18 April 2016

in

"You are fearless," my mountaineering instructor said, as I leaned back off the edge of a rock to do my final safety check.

"Everyone has fears," I said. "I feel funny in my stomach when I stand at the edge of heights." (Facing backward is apparently fine.)

"So do I," he said. "But it doesn't stop you."

One other student and I were so excited about rappelling the forty feet off the rock that we did it three times. Everyone else did it twice, but we were first, and then we were standing at the bottom looking up longingly as the others finished up, so they let us do it again.

"You are a pro," my instructor's fiancee said, down at the bottom, as I finished my rappel, leaned fully back like I was sitting in a chair. 

"It's so much fun!" I said.

I was trying to explain it to someone the other day: I can't do sports that require much in the way of hand-eye coordination, which rules out most team sports. But give me a sport that requires fearlessness and a willingness to work hard, and I'm in. (See martial arts. See also mountaineering.)

14 April 2016

defeated by the children, again

Scenes from a trampoline park:


1. 

J. went running off to try something. The trampoline lifeguard dashed after him. 

"I think he forgot about the no running," I said. 

"First I thought he was running because a kid got hurt," the TL said. "Then I remembered that you two didn't come with any kids."

"You're making quite an assumption there, thinking he's not a kid," I said. 

"I kind of got that," the TL said. 

(J. found this hilarious. I am saying nothing here that I have not already said to him.)


2. 

J. fell into the air pit while trying to walk along a challenge tunnel, one foot on each wall. 

He crawled across the pit and managed to hoist himself out. 

Across the pit, a kid fell into it and stood up, walking effortlessly on the air. 


3. 

I dropped into the air pit just to see how it felt. (Weird.) 

When I clambered laboriously out, there was a girl with dark red-blonde hair staring at me. 

"You're supposed to wear closed-toe shoes to go in there," she said sternly, and pointed at the sign not three feet from me."

"Oh," I said. "You're right.
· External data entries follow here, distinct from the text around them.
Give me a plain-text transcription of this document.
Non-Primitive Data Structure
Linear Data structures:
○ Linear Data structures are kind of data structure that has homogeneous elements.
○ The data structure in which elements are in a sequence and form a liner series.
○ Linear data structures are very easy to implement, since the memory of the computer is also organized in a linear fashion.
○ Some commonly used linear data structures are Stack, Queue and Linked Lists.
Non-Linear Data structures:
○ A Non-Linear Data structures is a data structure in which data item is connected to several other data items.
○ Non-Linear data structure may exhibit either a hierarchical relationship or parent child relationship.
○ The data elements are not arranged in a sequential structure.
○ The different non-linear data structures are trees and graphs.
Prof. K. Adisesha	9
You also have to be four feet tall. Do you do this one? Are you four feet tall?"

She gravely stood with her back to the sign. She was about 1/4 inch over 4 feet tall.

Then she showed me her caramel apple lollipop. 

"Those are my favorite, too," I told her.


4. 

I jumped off a ledge onto a trampoline, but my knees gave out and I fell. I rolled into a ball and stayed there.

I finally moved when I heard the TL coming over, expecting him to yell at me for lying down. 

"Oh, good," the TL said. "You aren't dead."

"She's just embarrassed," J. said.


5. 

J.'s list of injuries grew: 


  1. He slammed into the ledge as he bounced back toward it (arm). 
  2. He bounced on his head (neck).
  3. He got rug burn all over his feet, knees, and elbows. 
  4. That pulled muscle he already had in his thigh, from softball and all the other sports. 
"I'm so old," he said on one of the injury-recovery breaks. "Why would you want to date an old broken guy?"

(That's funny because he's younger than me.)


6. 

"You guys lasted a lot longer than most adults," the TL said. "Most people over the age of, like, 18, give up after an hour. It was a mistake, though. You'll regret it tomorrow. It was a mistake."


7. 

"Was that in the 1950s?" I asked J., today, when he told me the name of his first girlfriend. "That would be a good 50s name."

"The way I feel today, it might have been," he said.

...

(We actually both feel better than we expected. Trampolines are hard work.)